I'm trying to use the hint to prove the uniqueness of solution, but I do not know what the hint means. 
My attempt:
$z'(x)=2(\sqrt{y_1(x)}-\sqrt{y_2(x)}[(\sqrt{y_1(x)})'-(\sqrt{y_2(x)})']=(\sqrt{y_1(x)}-\sqrt{y_2(x)})\Big(\frac{y_1'(x)}{\sqrt{y_1(x)}}-\frac{y_2'(x)}{\sqrt{y_2(x)}}\Big)=(y_1'(x)-y_2'(x))\Big(\frac{y_1'(x)}{\sqrt{y_1(x)}}-\frac{y_2'(x)}{\sqrt{y_2(x)}}\Big)$.
I couldn't proceed it further.

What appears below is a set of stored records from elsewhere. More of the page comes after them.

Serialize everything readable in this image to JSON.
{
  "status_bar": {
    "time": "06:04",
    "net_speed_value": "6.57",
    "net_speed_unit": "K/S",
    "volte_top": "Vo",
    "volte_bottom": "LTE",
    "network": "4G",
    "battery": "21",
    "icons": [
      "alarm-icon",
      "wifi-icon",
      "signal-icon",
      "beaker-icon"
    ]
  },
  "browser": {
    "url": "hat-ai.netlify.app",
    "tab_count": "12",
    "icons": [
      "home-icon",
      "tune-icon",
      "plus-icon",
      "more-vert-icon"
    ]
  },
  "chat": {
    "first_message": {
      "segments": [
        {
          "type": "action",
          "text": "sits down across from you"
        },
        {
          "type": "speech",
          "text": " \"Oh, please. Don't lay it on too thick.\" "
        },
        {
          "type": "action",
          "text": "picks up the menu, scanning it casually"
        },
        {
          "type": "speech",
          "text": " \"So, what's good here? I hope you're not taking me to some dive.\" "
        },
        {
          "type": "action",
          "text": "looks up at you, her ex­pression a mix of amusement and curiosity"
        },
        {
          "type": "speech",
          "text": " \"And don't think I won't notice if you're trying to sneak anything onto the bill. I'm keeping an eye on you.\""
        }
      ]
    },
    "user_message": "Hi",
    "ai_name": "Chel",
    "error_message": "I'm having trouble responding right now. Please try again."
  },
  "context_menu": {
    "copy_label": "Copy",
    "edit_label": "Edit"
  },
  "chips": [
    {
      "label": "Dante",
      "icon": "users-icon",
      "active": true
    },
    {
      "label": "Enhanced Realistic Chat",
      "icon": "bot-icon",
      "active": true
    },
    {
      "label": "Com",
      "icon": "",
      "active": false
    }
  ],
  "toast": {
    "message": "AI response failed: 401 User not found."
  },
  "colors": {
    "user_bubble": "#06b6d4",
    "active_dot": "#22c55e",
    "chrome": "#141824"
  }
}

Please give me slightly more comment or hint for the problem.
Thanks in advance!
 A: Here is an extended hint, followed by a more complete answer: After fully simplifying $z'$ using the differential equations that $y_1$ and $y_2$ satisfy, conclude that $z'(x) \le 0$ for all $x \ne 0$. 
So $z$ is a function satisfying


*

*$z(0) = 0$

*$z(x) \ge 0$

*$z'(x) \le 0$ almost everywhere.


What conclusions can you draw?
Spoilers below.

Notice that

 $$z' = (\sqrt{y_1} - \sqrt{y_2})\left(\frac{y_1'}{\sqrt{y_1}} - \frac{y_2'}{\sqrt{y_2}}\right)$$

After a simplification, the numerator of the term in parentheses is

 $$y_1' \sqrt{y_2} - y_2' \sqrt{y_1} = (\sqrt{y_1} + 1)\sqrt{y_2} - (\sqrt{y_2} + 1)\sqrt{y_1} = \sqrt{y_2} - \sqrt{y_1}$$

and we can conclude that

 $$z' = -\frac{(\sqrt{y_1} - \sqrt{y_2})^2}{\sqrt{y_1 y_2}} \le 0.$$

Therefore, $z \equiv 0$ because

 $z$ is a decreasing nonnegative function which is already zero at zero.

A: Your equation is a separable ODE, with nonzero (and continuous) right-hand side.  For such equations one has local uniqueness (see Existence and uniqueness for separable ODEs where $y'$ diverges, in particular Julián Aguirre's comment, for a proof).
One (very slight) difficulty is that in your example the domain of the rhs is $(-\infty, \infty) \times [0, \infty)$, whereas in (the standard formulation of) the above theorem the domain is the Cartesian product of open intervals.  But you can extend the equation to the whole $\mathbb{R}^2$ by putting $y' = \sqrt{\lvert y \rvert} + 1$.